09 May 2011, 23:10
Author of the book about native of Chechnya convicted for terrorism dedicated it to Anna Politkovskaya
The presentation of the book by Zoya Svetova "Innocent Is Found Guilty" about the scientist Igor Sutyagin, accused of espionage, and the Chechen girl Zara Murtazalieva, convicted for terrorism, was attended by about a hundred persons; half of them were journalists of Russian and foreign mass media. As it turned out later, some visitors could not get into the hall and waited outside hoping to get an autograph from the author of the book. According to Zoya Svetova, she dedicated her book to Anna Politkovskaya.
The presentation held at the Cultural Centre "Pokrovskie Vorota" in Moscow on April 27 was attended by Oleg Orlov, Chairman of the Board of the Human Rights Centre (HRC) "Memorial"; Friederike Behr, a researcher of the Amnesty International in Russia; Andrei Erofeev, an arts historian; Sergey Pashin, a retired federal judge; Tamara Morschakova, an adviser to the Constitutional Court and an the author of the law on juries; Boris Zolotukhin, a well-known lawyer and the author of the concept of judicial reform; lawyers Karinna Moskalenko and Viktor Parshutkin; and Liudmila Ulitskaya, a well-known writer and the author of the preface to the book.
The book of 223 pages, published by the Publishing House "Vremya", will be distributed on the commercial basis; its first circulation made 1500 copies. Now the book is sold by bookstores in Moscow at a price of 220 roubles. According to Ms Svetova, she hopes that the book will be translated into other languages.
"An articles and a book are two different things. There are things that I can't prove and write in an article. I can imagine how a jury is formed, but I can't write about it in an article - I have no proves. There is only knowledge based on the experience that I accumulated as an observer at litigations," Zoya Svetova told the "Caucasian Knot" correspondent.
According to her story, the main character of her book is a lady - professional judge, whom she called a different name, but her prototype was a real judge, who ran a lot of political trials.
"She tried Sutyagin and Murtazalieva. She's a great professional from the legal point of view; and I'm sure that she knew that these people were not guilty. However, they instruct her to run special political processes. And it was interesting for me to 'get into her skin' and understand why she - knowing in advance and for sure that these people were innocent - still sentenced them to serious terms. I tried to understand the psychology of this person. I wanted to show her as a person who is tormented by her conscience; she sees bad dreams. In spite of being a judge, she's a human," said Svetova.
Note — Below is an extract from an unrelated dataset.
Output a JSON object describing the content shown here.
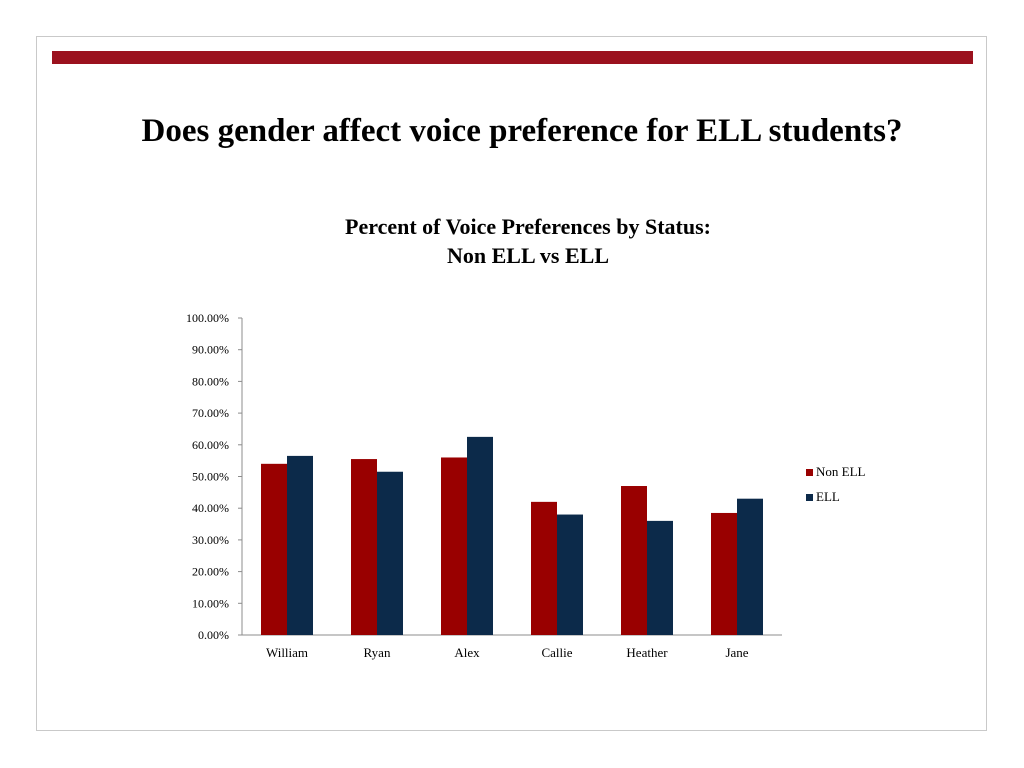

"Judges in Russia are soldiers of the power. I wanted to show in my book that there is no independent court in this country," said Zoya Svetova.
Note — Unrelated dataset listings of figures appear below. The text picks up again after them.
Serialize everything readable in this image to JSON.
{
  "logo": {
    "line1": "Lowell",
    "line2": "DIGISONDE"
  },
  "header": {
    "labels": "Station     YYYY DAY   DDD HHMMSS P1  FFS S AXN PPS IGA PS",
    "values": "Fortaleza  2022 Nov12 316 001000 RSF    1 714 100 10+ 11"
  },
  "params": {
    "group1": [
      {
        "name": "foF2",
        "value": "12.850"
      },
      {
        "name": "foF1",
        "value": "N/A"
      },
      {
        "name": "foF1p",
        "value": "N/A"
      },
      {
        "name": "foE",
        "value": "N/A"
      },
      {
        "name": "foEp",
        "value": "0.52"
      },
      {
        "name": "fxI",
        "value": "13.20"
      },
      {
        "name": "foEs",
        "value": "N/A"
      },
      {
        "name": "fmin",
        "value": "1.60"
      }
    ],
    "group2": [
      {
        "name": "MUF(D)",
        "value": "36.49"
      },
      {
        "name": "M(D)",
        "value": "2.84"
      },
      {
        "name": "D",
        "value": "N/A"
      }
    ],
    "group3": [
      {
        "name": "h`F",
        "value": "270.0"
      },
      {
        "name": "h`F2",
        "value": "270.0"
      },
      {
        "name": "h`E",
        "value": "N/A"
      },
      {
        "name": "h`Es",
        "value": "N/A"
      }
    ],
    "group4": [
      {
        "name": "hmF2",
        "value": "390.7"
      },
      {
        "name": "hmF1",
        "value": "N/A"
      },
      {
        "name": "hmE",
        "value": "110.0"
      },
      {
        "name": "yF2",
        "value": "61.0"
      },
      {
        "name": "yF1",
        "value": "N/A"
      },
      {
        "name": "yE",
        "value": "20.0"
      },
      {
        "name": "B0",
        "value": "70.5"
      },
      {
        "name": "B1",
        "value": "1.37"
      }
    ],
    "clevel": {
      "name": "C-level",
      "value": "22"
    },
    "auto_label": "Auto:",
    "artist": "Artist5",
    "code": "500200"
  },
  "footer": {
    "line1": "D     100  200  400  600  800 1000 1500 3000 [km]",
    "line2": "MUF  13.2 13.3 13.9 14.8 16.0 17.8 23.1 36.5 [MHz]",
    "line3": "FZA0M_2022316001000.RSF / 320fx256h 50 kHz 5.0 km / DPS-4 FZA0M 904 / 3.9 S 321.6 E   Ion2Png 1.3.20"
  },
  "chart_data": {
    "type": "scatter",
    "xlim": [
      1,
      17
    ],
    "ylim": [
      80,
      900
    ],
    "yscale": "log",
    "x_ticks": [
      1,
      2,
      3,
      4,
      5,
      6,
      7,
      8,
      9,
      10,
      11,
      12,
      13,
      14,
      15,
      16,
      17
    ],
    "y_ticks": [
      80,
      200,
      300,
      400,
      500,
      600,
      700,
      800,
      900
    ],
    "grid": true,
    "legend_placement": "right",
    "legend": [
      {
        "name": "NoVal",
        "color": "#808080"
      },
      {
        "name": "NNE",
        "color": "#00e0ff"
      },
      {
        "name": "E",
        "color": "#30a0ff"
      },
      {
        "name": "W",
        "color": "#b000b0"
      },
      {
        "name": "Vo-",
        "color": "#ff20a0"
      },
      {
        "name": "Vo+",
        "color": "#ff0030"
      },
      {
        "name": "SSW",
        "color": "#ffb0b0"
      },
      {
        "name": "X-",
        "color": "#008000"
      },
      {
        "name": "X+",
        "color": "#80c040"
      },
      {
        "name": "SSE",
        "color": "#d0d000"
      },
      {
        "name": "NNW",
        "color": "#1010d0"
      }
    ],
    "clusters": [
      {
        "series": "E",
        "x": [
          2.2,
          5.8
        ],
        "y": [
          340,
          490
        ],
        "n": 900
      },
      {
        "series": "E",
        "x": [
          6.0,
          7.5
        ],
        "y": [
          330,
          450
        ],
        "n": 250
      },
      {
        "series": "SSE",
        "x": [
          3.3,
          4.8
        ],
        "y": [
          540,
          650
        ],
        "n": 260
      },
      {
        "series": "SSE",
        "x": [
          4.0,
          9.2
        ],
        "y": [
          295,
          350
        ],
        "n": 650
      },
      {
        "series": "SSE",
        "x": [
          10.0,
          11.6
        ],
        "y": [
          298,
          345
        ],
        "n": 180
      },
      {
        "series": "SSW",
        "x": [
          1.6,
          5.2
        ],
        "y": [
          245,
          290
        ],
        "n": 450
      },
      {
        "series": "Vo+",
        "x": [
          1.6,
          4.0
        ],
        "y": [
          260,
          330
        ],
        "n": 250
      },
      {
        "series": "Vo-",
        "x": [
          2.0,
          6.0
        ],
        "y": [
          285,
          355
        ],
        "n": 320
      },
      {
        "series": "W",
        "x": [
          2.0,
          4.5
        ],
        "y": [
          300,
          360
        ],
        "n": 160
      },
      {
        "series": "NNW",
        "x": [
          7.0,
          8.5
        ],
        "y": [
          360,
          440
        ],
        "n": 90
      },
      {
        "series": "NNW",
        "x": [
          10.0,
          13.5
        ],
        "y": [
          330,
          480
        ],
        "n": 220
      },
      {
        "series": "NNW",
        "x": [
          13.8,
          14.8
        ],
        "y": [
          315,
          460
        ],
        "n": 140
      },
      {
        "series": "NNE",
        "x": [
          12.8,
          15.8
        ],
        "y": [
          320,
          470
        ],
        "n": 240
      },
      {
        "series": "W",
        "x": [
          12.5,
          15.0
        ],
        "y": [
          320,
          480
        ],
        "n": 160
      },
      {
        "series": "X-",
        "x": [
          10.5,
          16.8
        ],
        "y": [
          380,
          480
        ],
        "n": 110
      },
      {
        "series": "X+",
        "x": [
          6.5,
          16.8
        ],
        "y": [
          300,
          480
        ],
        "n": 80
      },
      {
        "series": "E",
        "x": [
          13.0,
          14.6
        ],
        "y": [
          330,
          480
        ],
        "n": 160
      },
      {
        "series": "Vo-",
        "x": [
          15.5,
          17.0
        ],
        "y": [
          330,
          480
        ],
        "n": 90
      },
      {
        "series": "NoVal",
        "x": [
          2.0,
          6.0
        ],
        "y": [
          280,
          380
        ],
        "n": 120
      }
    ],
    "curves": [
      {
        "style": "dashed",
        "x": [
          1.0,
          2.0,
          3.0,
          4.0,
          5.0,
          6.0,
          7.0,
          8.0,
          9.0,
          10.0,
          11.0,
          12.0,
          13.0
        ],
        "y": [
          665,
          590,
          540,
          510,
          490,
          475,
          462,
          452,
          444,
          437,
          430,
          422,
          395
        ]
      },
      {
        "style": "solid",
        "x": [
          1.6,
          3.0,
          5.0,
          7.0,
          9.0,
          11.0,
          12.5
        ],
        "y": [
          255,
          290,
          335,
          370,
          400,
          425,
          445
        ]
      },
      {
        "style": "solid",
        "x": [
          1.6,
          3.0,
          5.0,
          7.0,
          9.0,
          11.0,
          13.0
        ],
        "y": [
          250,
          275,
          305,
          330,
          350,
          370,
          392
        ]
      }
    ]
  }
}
Lawyer Anna Stavitskaya believes that the book is valuable, since its readers can see through the eyes of a writer, what is happening with the judicial system in Russia. "After such cases as conviction of Sutyagin and Murtazalieva I, being a lawyer, think of quitting the profession, because you can prove nothing. When you see how they use various illegal methods in order to convict your innocent client, while you're helpless, you lose you heart," Anna Stavitskaya, who was present at the presentation of Zoya Svetova's book, told the "Caucasian Knot" correspondent.
Igor Sutyagin, a researcher of the Institute of the USA and Canada, was arrested by the FSB in 1999; and in 2004 the Russian court sentenced him for spying to 15 years of imprisonment. He was accused of transfer of information constituting state secrets to the British consulting firm "Alternative-Futures". The scientist refused to admit his guilt, arguing that he took all the information from open print sources. In July last year Sutyagin and several other prisoners who were serving their terms in Russia were exchanged for a large group of Russian agents, unmasked in the United States.
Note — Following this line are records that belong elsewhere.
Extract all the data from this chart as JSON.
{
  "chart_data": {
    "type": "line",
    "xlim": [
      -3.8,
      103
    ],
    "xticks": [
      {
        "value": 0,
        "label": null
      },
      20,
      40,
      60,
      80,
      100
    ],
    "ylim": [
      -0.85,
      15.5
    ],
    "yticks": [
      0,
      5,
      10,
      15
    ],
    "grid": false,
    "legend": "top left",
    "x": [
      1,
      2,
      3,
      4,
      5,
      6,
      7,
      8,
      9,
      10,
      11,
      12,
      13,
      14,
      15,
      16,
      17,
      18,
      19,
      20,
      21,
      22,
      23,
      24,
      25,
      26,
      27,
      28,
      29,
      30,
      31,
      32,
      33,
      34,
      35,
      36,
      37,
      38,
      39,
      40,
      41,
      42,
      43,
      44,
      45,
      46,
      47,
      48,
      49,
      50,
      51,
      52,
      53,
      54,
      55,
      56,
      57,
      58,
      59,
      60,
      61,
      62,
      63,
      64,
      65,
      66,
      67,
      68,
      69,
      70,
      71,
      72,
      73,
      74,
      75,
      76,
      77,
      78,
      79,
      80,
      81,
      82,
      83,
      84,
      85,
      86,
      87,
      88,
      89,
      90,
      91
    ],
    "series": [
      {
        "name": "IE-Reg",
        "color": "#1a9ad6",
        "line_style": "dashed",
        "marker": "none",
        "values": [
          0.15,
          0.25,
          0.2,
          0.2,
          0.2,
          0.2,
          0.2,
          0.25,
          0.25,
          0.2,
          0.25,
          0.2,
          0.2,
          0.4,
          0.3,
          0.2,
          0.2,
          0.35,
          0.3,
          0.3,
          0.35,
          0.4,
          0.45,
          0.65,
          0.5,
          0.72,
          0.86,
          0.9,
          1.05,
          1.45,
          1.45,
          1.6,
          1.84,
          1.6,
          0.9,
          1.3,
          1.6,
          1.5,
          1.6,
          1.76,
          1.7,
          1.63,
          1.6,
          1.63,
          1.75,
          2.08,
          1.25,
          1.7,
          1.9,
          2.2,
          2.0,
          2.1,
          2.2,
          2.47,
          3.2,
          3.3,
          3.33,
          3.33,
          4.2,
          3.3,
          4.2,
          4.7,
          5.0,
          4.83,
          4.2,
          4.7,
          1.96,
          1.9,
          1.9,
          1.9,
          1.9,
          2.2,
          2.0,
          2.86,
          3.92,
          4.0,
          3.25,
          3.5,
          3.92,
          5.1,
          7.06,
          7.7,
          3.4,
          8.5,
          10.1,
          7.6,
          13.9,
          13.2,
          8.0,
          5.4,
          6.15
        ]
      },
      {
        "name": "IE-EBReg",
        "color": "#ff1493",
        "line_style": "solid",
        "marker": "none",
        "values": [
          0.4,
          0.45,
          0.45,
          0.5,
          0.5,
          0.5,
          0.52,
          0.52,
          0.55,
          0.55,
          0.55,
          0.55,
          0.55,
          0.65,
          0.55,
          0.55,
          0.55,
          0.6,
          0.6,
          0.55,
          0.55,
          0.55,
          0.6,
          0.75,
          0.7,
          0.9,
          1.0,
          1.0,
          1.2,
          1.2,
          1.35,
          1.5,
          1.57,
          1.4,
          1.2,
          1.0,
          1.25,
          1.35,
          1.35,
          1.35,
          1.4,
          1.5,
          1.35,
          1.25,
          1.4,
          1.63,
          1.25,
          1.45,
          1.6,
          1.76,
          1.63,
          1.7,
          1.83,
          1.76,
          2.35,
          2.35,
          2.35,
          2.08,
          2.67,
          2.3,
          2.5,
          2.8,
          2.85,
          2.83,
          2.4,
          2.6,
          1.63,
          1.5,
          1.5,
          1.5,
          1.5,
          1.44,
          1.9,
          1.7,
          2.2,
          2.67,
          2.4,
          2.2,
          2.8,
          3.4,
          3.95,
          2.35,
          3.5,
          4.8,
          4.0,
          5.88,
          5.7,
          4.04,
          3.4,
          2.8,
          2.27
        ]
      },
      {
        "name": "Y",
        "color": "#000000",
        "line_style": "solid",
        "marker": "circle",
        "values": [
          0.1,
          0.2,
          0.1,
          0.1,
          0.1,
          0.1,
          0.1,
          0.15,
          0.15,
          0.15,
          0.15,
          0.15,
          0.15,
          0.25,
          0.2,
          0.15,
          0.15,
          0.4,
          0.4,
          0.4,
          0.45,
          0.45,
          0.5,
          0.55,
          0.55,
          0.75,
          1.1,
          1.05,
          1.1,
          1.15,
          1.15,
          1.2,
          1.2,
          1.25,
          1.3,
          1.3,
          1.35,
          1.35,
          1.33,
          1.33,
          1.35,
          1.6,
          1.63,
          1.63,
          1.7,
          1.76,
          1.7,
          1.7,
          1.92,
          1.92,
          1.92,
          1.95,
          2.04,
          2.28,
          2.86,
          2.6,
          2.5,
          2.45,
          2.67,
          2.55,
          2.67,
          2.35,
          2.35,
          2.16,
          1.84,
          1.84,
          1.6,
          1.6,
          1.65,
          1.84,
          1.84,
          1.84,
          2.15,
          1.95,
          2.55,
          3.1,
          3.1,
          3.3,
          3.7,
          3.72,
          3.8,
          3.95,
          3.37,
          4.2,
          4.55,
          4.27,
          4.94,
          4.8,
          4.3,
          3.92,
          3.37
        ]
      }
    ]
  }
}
On May 3, the European Court of Human Rights (ECtHR) ordered Russia to pay 20,000 euros to Igor Sutyagin as compensation of non-pecuniary damage. The communication of the ECtHR states that Russia had violated Mr Sutyagin's right to fair trial and the right to his liberty and safety. The scientist now lives in Great Britain.
The ECtHR has stated that Sutyagin had been awaiting the trial for over 4 years and five months. "If it's true, then we're happy," said Dmitry Sutyagin, Igor's brother, who is quoted by the "Interfax". He noted that the decision about violation of his brother's rights is more important than the compensation of 20,000 euros. "The compensation is secondary; moreover, 20,000 euros for 11 years in prison are not that much money," said Dmitry Sutyagin.